- The Spektors in 1966

Background information
- Origin: Perth, Western Australia, Australia
- Genres: Pop, rock and roll, beat
- Years active: 1964–1966
- Label: See for Miles
- Past members: John Collins; Brian Gannon; Murray Gracie; Wyn Milsom; Bon Scott

= The Spektors =

Australian beat, and rock 'n' roll band

The Spektors were an Australian beat, pop and rock 'n' roll band active in Perth from 1964 to mid-1966. Their co-drummer and part-time lead singer, a then-unknown Bon Scott, was later lead vocalist with hard rock band AC/DC, from 1974 until his death in 1980.

==History==
The Spektors were formed in late 1964 in Perth by co-vocalists and co-drummers John Collins and Bon Scott, along with Brian Gannon on bass guitar, Murray Gracie on rhythm guitar and vocals and Wyn Milsom on lead guitar. Early rehearsals occurred in Gannon's or Scott's parents' homes before switching to the RSL hall, Coogee. Their first performance was at a youth hall in Medina, which was organised by John Rand, who became their manager. Collins and Scott each played half a set as drummer and the other half as lead vocalist. They performed cover versions of beat, pop and rock 'n' roll songs.
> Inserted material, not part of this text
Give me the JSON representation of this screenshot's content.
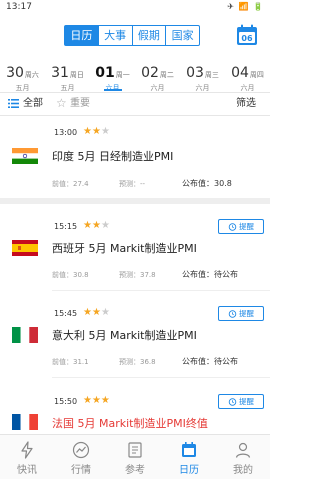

The Spektors won the Perth heat of the national Hoadley's Battle of the Sounds competition. Their repertoire included popular songs, often originally by the Rolling Stones or the Beatles. As the band developed, Scott would step up and sing occasionally while Collins played drums, on songs such as Van Morrison's "Gloria". According to Gracie their influences were "more blues than pop – groups like the Pretty Things, Them and the Kinks".

In October 1965 the group recorded four tracks for local TV show, Club 17, including versions of "Gloria", Mike Berry's "On My Mind", the Beatles' "Yesterday" and George Gershwin's "It Ain't Necessarily So". In late 1966, Milsom and Scott joined members of local rivals, the Winstons to form a new pop group, the Valentines, with Scott sharing vocal duties with the Winstons' lead vocalist Vince Lovegrove.

==Members==
- John Collins - vocals, drums
- Brian Gannon - bass guitar
- Murray Gracie – rhythm guitar
- Wyn Milsom – lead guitar
- Bon Scott – vocals, drums

==Discography==
- Bon Scott with the Spektors (CD, 1992, See for Miles records)
- Bon Scott with the Spektors and the Valentines (CD, 1999, See for Miles records)
These songs and interviews were pirated from the TVW channel 7 show, Club 17 by Martin Clark, who was the recording engineer at the time (October 1965).